Marcus works on a team of six. Five of them get along well and work collaboratively. But one team member, Rachel, is chronically negative. She complains about leadership, criticizes others' work in meetings, and sighs loudly when given new assignments. The team has started avoiding her, but the negative energy is affecting everyone. Their manager seems oblivious or unwilling to address it.

Discussion Questions:

  • What is Marcus allowing to exist by not addressing this?
  • What are his options for having a boundary around emotional climate?
  • What would you do in Marcus's situation?

Scenario 2: Everything Is Urgent

Priya is a project manager who receives about 200 emails a day. Her boss marks nearly everything as urgent and expects immediate responses. She feels like she's always behind, always reactive, never able to do deep work on the projects that actually matter. She's exhausted and starting to wonder if she's bad at her job.

Discussion Questions:

  • What boundary issue is at play here?
  • What could Priya do to protect her attention without damaging her relationship with her boss?
  • How would you have a conversation with a boss who treats everything as equally urgent?

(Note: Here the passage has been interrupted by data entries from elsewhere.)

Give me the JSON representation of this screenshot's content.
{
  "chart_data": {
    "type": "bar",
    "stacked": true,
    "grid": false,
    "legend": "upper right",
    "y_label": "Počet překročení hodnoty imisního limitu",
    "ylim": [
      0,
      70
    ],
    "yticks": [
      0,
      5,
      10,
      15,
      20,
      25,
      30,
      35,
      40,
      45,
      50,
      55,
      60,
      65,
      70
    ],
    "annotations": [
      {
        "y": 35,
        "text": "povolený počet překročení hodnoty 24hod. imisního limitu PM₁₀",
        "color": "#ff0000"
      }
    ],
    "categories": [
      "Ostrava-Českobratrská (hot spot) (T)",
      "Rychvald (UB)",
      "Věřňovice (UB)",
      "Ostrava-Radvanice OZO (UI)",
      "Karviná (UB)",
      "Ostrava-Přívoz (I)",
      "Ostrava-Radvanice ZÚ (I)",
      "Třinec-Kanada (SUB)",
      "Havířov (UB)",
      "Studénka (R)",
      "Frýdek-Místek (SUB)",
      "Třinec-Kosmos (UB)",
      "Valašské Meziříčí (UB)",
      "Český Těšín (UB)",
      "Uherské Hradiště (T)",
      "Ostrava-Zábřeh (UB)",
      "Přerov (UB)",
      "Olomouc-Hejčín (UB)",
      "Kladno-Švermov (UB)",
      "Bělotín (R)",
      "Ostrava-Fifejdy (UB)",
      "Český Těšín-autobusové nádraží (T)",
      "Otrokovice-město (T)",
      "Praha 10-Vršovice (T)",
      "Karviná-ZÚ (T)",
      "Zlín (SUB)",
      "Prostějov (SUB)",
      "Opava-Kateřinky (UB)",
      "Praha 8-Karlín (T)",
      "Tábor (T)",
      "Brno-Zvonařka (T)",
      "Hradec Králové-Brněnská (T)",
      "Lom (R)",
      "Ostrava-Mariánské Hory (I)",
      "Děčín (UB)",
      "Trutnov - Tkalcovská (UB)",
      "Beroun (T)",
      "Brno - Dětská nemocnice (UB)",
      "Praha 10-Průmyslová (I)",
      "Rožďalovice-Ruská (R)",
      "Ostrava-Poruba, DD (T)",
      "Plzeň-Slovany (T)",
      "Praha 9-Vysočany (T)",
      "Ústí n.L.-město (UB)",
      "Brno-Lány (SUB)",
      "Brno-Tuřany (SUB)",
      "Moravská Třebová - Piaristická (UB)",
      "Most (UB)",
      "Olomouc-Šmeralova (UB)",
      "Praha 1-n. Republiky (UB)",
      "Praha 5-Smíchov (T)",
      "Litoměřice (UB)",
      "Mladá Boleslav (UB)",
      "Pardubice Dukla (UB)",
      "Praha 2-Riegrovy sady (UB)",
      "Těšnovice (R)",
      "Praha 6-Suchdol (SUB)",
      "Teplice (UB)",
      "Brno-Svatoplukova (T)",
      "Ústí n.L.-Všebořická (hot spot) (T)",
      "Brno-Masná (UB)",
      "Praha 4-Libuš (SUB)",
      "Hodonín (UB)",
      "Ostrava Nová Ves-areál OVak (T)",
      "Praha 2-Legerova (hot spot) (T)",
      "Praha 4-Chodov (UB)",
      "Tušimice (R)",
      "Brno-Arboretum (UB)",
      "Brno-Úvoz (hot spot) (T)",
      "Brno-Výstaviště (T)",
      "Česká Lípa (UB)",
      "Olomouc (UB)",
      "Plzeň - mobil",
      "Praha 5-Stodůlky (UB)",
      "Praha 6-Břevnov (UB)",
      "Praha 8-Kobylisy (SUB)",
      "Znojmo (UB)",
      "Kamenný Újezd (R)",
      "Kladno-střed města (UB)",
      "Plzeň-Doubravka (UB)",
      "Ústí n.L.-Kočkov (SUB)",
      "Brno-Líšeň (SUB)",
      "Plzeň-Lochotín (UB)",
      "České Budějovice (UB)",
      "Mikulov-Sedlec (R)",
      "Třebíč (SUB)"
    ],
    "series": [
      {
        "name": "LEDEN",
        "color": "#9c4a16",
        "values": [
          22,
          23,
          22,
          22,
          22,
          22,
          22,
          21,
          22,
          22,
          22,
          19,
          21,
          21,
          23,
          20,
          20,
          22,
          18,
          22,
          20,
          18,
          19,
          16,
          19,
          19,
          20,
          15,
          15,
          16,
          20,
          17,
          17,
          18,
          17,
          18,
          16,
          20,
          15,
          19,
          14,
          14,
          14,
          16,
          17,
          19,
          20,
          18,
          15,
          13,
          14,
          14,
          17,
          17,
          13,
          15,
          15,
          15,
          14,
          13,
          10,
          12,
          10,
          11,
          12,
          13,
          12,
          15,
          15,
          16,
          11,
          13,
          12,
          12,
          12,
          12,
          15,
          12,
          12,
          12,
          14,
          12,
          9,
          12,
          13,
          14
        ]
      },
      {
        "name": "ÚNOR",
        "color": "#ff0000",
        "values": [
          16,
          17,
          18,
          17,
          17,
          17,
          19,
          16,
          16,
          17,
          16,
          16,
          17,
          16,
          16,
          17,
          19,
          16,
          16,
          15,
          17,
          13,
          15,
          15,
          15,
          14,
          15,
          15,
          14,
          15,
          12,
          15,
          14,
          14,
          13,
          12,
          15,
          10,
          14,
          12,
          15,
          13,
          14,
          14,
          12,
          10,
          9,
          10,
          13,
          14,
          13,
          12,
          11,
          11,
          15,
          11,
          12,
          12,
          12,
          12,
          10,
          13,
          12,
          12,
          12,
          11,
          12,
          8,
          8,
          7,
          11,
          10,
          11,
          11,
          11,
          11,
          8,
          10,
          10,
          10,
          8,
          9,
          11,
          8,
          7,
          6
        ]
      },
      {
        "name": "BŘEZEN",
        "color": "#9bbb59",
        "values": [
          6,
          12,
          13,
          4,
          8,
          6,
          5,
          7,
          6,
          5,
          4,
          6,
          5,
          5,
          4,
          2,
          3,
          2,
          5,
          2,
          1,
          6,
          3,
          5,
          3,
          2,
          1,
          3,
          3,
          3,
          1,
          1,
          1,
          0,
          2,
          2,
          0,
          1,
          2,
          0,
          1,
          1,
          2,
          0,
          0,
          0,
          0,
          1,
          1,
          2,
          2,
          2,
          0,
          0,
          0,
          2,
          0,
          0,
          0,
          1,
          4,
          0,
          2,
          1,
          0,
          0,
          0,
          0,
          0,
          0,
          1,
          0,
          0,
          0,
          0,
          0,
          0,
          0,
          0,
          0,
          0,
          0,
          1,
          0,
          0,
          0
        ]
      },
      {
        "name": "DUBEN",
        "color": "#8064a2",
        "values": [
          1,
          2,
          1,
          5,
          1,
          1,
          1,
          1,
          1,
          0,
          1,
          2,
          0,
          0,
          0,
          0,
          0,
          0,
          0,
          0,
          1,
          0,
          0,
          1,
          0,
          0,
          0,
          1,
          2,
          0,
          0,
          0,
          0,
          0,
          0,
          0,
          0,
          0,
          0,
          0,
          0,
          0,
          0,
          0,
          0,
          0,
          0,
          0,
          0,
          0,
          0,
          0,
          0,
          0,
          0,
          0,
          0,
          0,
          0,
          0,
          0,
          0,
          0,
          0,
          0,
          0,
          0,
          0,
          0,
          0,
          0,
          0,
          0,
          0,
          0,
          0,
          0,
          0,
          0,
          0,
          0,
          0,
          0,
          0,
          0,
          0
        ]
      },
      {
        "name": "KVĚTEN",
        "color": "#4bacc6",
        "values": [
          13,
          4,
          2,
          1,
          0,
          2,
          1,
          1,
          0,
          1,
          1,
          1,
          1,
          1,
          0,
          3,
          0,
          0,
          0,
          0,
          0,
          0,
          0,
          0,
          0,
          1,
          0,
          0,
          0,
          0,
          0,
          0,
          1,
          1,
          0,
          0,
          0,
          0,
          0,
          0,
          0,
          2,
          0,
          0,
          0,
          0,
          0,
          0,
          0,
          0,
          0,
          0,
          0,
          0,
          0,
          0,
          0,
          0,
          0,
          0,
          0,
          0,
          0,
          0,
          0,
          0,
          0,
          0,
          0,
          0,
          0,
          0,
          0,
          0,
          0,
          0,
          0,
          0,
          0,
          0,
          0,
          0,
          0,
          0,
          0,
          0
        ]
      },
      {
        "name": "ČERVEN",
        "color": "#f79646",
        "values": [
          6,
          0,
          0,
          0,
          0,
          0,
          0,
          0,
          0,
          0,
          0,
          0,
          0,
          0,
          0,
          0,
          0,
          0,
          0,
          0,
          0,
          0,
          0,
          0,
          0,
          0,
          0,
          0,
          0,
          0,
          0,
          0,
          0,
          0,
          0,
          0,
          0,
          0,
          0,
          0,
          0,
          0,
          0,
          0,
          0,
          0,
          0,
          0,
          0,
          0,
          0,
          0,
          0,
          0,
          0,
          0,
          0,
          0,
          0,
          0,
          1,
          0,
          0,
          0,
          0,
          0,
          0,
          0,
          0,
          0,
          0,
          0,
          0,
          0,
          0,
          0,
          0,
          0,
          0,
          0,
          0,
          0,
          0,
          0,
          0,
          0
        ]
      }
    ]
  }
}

Scenario 3: Role Confusion

David was recently promoted to lead a small team at his church. But his former peer, Amanda, keeps doing parts of his job — making decisions she used to make, answering questions that should come to him, and sometimes overriding his direction. David doesn't want to seem territorial or create conflict, but he's confused about what he actually controls.

Discussion Questions:

  • What's at stake if David doesn't clarify role boundaries?
  • How could he have a conversation with Amanda without damaging the relationship?
  • What would healthy role clarity look like in this situation?

Practice Assignments

Assignment 1: Single-Tasking Experiment

For the next week, experiment with doing one thing at a time during your focused work periods:

  • Close all browser tabs except what you need for the current task
  • Silence phone notifications
  • Set specific times to check email rather than checking constantly
  • When you catch yourself switching tasks, pause and return to the original

At the end of the week, notice:

  • What was hard about this?
  • What was different about your work quality or sense of calm?
  • What will you keep doing?

Assignment 2: One Honest Conversation

Before the next session, have one honest conversation about work boundaries. This could be:

  • Addressing a negative behavior with a coworker
  • Talking with your boss about priorities
  • Clarifying role boundaries with a teammate
  • Setting an expectation about communication norms on your team

Come prepared to share how it went — what you said, how they responded, and what you learned.


Closing Reflection

Taking ownership of our work lives requires courage. It means acknowledging that we have more influence than we've been using — and that some of what's not working, we've been allowing.

But this isn't about perfection or control. It's about stewardship. God has placed you in your current role, with your current sphere of influence. Your domain at work — whatever its size — is a place where you can create life-giving conditions, do excellent work, and honor Him in how you treat yourself and others.

What would it look like to be "ridiculously in charge" in a way that blesses everyone around you?

Optional Closing Prayer:

God, thank you for the work you've given us — both its challenges and its opportunities. Help us to see what we control and to steward it well. Give us courage to address what we've been allowing, wisdom to focus on what matters, and clarity about our role and responsibility. May our work become a place where we and others can thrive. Amen.